Who teaches your students all this stuff?
My team don't have any control's mentor and we are not sure if to move to model based control or not. Our main problem with it is that there are a lot of things that need to be taught and it's very hard to maintain the knowledge if we don't have any mentor that knows this. Do you have any advice?

Thank you very much!
The tricky part of the math is that robots can't move sideways. This type of system is known as a non-holonomic system. It is an open research topic to do good non-holonomic control since it is nonlinear. This paper was recommended to me by Jared Russell, and the results in the results section is actually really good. This generates provably stable paths that are feasible. A-Star and all the graph based path planning algorithms struggle to generate feasible paths.

We have a small number of students who get really involved in the controls on 971. Some years are better than others, but that's how this type of thing goes. There is a lot of software on a robot that isn't controls. I'm going to see if the paper actually gets good results, and then work to involve students to see if we can fix some of the shortcomings with the model that one of the examples in the paper uses and help make improvements. I think that'll let me simplify the concept somewhat for them and get them playing around with the algorithm. I've yet to try to involve students in something this mathematically challenging, so I'll know more once I've pulled it off... I mostly mention the paper as something fun that you can do with controls in this context.

When I get the proper amount of interest and commitment, I sit down with the student and spend a significant amount of time teaching them how and why state space controllers work. I like to do it by rederiving some of the math to help demystify it, and having them work through examples. I've had students take that knowledge pretty far and do some pretty cool things with it. Teaching someone something this tricky is a lot of work. We tend to have about 1 student every year actually take the time to succeed. Sometimes more, sometimes less.
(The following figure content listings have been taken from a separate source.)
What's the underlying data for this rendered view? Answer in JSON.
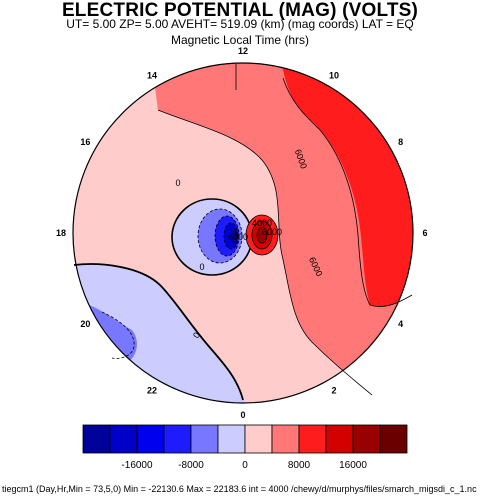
{
  "title": "ELECTRIC POTENTIAL (MAG) (VOLTS)",
  "subtitle": "UT=  5.00 ZP=  5.00 AVEHT= 519.09 (km) (mag coords) LAT = EQ",
  "xlabel": "Magnetic Local Time (hrs)",
  "footer": "tiegcm1  (Day,Hr,Min = 73,5,0) Min = -22130.6  Max = 22183.6  int = 4000 /chewy/d/murphys/files/smarch_migsdi_c_1.nc",
  "chart_data": {
    "type": "heatmap",
    "projection": "polar",
    "colors": {
      "pos1": "#ffcccc",
      "pos2": "#ff7777",
      "pos3": "#ff1c1c",
      "pos4": "#d40000",
      "pos5": "#990000",
      "neg1": "#ccccff",
      "neg2": "#7777ff",
      "neg3": "#1c1cff",
      "neg4": "#0000d4"
    },
    "clock_ticks": [
      {
        "label": "12",
        "mlt": 12
      },
      {
        "label": "10",
        "mlt": 10
      },
      {
        "label": "8",
        "mlt": 8
      },
      {
        "label": "6",
        "mlt": 6
      },
      {
        "label": "4",
        "mlt": 4
      },
      {
        "label": "2",
        "mlt": 2
      },
      {
        "label": "0",
        "mlt": 0
      },
      {
        "label": "22",
        "mlt": 22
      },
      {
        "label": "20",
        "mlt": 20
      },
      {
        "label": "18",
        "mlt": 18
      },
      {
        "label": "16",
        "mlt": 16
      },
      {
        "label": "14",
        "mlt": 14
      }
    ],
    "contour_labels": [
      {
        "text": "0"
      },
      {
        "text": "0"
      },
      {
        "text": "0"
      },
      {
        "text": "6000"
      },
      {
        "text": "6000"
      },
      {
        "text": "6000"
      },
      {
        "text": "6000"
      },
      {
        "text": "4000"
      }
    ],
    "colorbar": {
      "levels": [
        -20000,
        -16000,
        -12000,
        -8000,
        -4000,
        0,
        4000,
        8000,
        12000,
        16000,
        20000
      ],
      "colors": [
        "#00009a",
        "#0000c8",
        "#0000ee",
        "#1c1cff",
        "#7777ff",
        "#ccccff",
        "#ffcccc",
        "#ff7777",
        "#ff1c1c",
        "#d40000",
        "#990000",
        "#6a0000"
      ],
      "tick_labels": [
        "-16000",
        "-8000",
        "0",
        "8000",
        "16000"
      ],
      "tick_values": [
        -16000,
        -8000,
        0,
        8000,
        16000
      ]
    },
    "min": -22130.6,
    "max": 22183.6,
    "interval": 4000
  }
}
Doing model based controls without good help can be tricky. I honestly recommend most of the time to focus on writing test cases with simulations with more simple controllers (PID, for example) before you then start looking at model based controls. This gets you ready for what you need to do for more complicated controllers, and if you were to stop there having learned dependency injection and testing, that would already be an enormous success. The issue is that most of this stuff is upper division college level material, and is sometimes graduate level material. Take a subsystem on your robot, and try to write a model based controller for it over the off-season.